Entekhab has been a committed suitor, and its commercial relationship with Daewoo persisted. The Iranian firm has a longstanding relationship with the Korean appliance maker whose products it has both imported and manufactured under license for decades. In May of last year, the companies signed an expanded supply contract.

Now Entekhab has a second chance to make the acquisition. Their patience may be rewarded. Reports suggest that the new deal could be worth just USD 188 million, considerably less than the 2010 bid. Given that Daewoo generated USD 1.4 billion in revenue in 2016, the company’s valuation points to considerable structural issues. Daewoo has a large international presence, with 80 percent of sales generated outside of South Korea, but its growth has lagged behind competitors such as Samsung and LG.

The deal is a rare one. Iranian companies are rarely on the buy-side of cross-border M&A. Entekhab’s move would be a landmark deal, and would follow a pattern by which industrial players from emerging markets have increasingly sought synergies and marketshare outside their home markets. Tellingly, if Entekhab succeeds in its latest acquisition effort, it will have beaten out a rival bid from Turkey’s Vestel.

Entekhab is a large enterprise by Iranian standards. Entekhab Industrial is a subsidiary of Entekhab Investment Development Group, which has interests in the steel, oil and gas, and petrochemical sectors. Underscoring its commitment to both consumer retail and partnerships with Korean firms, the group recently opened Iran’s first modern convenience store concept, CU Entekhab, in partnership with South Korea’s largest convenience store operator, BGF Retail.

Enthekhab Industrial boasts 5,000 employees, 12 manufacturing facilities, and over 200 retail outlets.
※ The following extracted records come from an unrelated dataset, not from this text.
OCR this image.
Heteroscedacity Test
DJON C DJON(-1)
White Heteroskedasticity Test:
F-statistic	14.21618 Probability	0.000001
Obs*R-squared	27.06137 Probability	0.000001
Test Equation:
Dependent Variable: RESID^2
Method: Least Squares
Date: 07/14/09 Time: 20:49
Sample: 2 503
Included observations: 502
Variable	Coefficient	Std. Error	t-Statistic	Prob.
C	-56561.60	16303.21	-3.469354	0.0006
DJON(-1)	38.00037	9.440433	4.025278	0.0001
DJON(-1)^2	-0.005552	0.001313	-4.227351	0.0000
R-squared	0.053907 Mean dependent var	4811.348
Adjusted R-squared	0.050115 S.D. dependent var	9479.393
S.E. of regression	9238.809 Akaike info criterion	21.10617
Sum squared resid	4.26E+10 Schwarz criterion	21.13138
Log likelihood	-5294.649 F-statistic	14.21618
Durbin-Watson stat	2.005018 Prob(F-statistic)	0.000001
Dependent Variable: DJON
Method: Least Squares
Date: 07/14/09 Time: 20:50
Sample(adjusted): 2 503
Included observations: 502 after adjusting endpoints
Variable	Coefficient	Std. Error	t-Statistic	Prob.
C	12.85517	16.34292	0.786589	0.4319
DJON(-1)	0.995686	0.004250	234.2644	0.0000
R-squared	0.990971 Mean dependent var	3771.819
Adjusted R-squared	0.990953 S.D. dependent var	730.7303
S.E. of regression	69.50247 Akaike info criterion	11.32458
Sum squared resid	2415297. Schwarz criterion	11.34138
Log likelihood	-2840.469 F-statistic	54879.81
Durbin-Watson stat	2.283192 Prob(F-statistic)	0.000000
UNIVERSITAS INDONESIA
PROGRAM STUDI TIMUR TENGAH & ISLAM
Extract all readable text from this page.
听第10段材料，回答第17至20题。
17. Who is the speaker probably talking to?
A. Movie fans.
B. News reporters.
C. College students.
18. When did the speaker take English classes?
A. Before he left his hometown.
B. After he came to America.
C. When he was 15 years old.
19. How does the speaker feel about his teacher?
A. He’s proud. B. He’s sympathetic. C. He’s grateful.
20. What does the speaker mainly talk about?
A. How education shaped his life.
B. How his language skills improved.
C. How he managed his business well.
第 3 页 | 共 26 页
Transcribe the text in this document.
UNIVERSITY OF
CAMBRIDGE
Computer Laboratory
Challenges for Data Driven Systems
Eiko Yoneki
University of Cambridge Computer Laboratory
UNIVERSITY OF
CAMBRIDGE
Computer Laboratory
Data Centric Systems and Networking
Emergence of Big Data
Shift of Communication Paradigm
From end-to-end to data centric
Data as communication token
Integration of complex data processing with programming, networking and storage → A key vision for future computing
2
The company holds the leading position in Iran’s valuable appliances market. In 2010, turnover was reported at USD 500 million. Entekhab would gain two things in the acquisition. First, it would acquire Daewoo’s valuable technology and intellectual property. Second, it would inherit Daewoo’s presence in 40 overseas markets, offering Entekhab new export growth potential for its Iranian-made goods.

But perhaps above all else, the deal would see an Iranian company completing unfinished business. Such persistence ought to be celebrated.